Chapter XVIII. HOW THE KILLER WAS SINGED
No further harm came of the incident; but it served as a healthy object-lesson for the Dalesmen.
A coincidence it may have been, but, as a fact, for the fortnight succeeding Kirby's exploit there was a lull in the crimes. There followed, as though to make amends, the seven days still remembered in the Daleland as the Bloody Week.

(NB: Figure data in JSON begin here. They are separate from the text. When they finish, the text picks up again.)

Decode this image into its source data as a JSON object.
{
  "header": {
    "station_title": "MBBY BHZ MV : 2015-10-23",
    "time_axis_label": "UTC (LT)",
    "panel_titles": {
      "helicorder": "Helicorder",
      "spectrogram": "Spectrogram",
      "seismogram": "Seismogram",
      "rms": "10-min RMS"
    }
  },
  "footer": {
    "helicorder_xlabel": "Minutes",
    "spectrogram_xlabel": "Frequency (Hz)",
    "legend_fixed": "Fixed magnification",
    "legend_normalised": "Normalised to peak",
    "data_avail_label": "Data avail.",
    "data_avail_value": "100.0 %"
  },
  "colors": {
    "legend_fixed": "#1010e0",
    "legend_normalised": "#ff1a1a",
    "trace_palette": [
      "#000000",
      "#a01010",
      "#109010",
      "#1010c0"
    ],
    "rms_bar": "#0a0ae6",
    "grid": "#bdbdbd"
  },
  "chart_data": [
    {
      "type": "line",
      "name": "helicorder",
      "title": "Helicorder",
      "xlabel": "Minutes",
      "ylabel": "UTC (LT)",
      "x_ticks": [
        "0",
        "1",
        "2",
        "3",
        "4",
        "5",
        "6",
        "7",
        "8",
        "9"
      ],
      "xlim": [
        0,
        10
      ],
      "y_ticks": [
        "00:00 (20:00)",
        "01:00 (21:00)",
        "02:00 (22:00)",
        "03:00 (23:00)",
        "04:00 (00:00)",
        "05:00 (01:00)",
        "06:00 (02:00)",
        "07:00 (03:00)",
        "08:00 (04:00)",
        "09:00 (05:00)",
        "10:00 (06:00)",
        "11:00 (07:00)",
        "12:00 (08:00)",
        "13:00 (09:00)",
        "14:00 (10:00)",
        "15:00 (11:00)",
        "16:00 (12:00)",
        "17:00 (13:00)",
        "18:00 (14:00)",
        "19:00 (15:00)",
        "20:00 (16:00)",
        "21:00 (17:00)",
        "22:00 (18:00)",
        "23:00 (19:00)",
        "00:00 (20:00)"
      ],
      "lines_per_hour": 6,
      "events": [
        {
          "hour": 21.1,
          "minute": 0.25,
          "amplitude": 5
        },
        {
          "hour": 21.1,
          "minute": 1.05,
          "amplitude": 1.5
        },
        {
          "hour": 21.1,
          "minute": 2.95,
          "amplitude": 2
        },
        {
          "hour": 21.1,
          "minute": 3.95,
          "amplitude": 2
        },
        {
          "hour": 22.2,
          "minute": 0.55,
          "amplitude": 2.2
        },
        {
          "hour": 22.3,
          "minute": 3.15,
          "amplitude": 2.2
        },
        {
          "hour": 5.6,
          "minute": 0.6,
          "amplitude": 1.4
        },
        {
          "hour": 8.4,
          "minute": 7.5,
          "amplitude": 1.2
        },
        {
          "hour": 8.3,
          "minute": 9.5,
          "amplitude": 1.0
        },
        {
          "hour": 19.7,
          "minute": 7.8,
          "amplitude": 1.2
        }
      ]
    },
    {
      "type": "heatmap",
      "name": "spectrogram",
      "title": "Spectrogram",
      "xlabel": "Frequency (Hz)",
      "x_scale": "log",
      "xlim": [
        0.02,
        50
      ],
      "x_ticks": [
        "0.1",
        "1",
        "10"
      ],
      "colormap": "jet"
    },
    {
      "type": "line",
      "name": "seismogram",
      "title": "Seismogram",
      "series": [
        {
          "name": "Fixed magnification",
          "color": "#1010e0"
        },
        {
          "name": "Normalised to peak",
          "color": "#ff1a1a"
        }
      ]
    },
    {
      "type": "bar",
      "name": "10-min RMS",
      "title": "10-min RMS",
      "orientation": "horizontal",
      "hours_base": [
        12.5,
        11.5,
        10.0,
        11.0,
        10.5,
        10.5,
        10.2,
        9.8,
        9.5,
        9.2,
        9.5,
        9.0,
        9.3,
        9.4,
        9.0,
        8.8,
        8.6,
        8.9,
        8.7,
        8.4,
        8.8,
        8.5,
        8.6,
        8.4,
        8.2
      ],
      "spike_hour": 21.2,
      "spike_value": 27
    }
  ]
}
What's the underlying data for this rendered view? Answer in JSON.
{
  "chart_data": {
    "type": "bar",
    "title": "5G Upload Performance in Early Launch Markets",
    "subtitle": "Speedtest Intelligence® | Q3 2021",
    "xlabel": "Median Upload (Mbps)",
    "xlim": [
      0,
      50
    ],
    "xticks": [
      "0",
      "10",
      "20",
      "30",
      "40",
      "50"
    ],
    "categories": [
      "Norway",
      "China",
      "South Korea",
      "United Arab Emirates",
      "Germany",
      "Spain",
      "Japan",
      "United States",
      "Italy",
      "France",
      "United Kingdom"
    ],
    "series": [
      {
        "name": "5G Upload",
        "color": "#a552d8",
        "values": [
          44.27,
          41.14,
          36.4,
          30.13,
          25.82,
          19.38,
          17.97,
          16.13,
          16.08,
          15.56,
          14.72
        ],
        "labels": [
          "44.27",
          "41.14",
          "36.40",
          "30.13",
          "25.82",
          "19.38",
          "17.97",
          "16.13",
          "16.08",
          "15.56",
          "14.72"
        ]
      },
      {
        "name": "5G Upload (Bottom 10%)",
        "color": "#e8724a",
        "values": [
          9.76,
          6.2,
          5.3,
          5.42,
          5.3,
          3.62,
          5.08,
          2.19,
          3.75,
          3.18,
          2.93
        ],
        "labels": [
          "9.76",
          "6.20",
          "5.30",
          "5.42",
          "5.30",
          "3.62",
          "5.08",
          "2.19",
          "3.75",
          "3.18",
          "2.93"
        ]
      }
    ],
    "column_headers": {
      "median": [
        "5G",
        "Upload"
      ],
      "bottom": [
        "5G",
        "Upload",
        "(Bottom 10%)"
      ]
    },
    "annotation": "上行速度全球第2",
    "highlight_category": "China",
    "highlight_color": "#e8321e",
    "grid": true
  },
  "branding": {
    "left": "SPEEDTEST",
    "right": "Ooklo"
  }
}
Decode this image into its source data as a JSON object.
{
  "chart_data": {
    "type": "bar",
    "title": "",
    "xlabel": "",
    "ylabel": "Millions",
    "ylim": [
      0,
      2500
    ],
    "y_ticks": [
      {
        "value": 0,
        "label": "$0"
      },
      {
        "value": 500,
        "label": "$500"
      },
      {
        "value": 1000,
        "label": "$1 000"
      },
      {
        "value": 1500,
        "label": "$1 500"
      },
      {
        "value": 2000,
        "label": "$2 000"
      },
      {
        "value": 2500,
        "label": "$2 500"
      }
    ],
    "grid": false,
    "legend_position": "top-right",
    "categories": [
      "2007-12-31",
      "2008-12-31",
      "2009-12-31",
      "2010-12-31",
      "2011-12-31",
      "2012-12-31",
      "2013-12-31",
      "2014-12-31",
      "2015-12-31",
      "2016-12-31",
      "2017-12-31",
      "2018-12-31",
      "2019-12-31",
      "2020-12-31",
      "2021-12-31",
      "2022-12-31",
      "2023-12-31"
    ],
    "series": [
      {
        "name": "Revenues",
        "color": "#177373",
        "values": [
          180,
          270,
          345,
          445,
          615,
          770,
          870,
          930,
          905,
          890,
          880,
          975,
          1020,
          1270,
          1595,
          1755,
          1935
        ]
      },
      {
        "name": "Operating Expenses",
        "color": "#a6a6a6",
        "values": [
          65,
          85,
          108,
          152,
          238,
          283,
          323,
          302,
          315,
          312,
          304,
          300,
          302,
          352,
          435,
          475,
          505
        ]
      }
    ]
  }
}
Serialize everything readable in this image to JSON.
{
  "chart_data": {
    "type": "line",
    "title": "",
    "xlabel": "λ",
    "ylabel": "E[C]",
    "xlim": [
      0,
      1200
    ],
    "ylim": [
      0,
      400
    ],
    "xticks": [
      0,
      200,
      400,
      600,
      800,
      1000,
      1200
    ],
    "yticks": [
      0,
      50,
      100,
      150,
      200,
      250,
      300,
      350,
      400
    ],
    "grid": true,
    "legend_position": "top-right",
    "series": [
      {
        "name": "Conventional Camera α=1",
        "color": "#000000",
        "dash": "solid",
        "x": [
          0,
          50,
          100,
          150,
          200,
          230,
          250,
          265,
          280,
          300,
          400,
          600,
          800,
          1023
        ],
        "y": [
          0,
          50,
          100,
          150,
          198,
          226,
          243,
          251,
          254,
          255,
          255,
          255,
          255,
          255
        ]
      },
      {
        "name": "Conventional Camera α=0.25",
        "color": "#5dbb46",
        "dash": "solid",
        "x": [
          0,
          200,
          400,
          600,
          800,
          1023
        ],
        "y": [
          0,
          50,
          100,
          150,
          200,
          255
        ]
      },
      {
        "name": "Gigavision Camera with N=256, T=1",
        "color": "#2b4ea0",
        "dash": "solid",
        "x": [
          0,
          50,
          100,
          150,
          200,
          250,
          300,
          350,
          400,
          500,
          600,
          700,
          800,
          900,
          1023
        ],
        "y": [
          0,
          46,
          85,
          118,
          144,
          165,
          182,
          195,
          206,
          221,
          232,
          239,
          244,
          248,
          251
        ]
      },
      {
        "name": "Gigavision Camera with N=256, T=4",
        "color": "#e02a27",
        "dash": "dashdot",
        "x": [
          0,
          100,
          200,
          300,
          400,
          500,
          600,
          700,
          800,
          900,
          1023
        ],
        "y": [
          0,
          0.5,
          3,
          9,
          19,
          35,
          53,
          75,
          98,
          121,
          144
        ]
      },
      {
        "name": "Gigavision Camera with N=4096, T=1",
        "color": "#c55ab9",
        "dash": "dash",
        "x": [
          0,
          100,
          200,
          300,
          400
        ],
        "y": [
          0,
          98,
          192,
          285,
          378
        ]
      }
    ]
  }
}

On the Sunday the Squire lost a Cheviot ewe, killed not a hundred yards from the Manor wall. On the Monday a farm on the Black Water was marked with the red cross. On Tuesday—a black night—Tupper at Swinsthwaite came upon the murderer at his work; he fired into the darkness without effect; and the Killer escaped with a scaring. On the following night Viscount Birdsaye lost a shearling ram, for which he was reported to have paid a fabulous sum. Thursday was the one blank night of the week. On Friday Tupper was again visited and punished heavily, as though in revenge for that shot.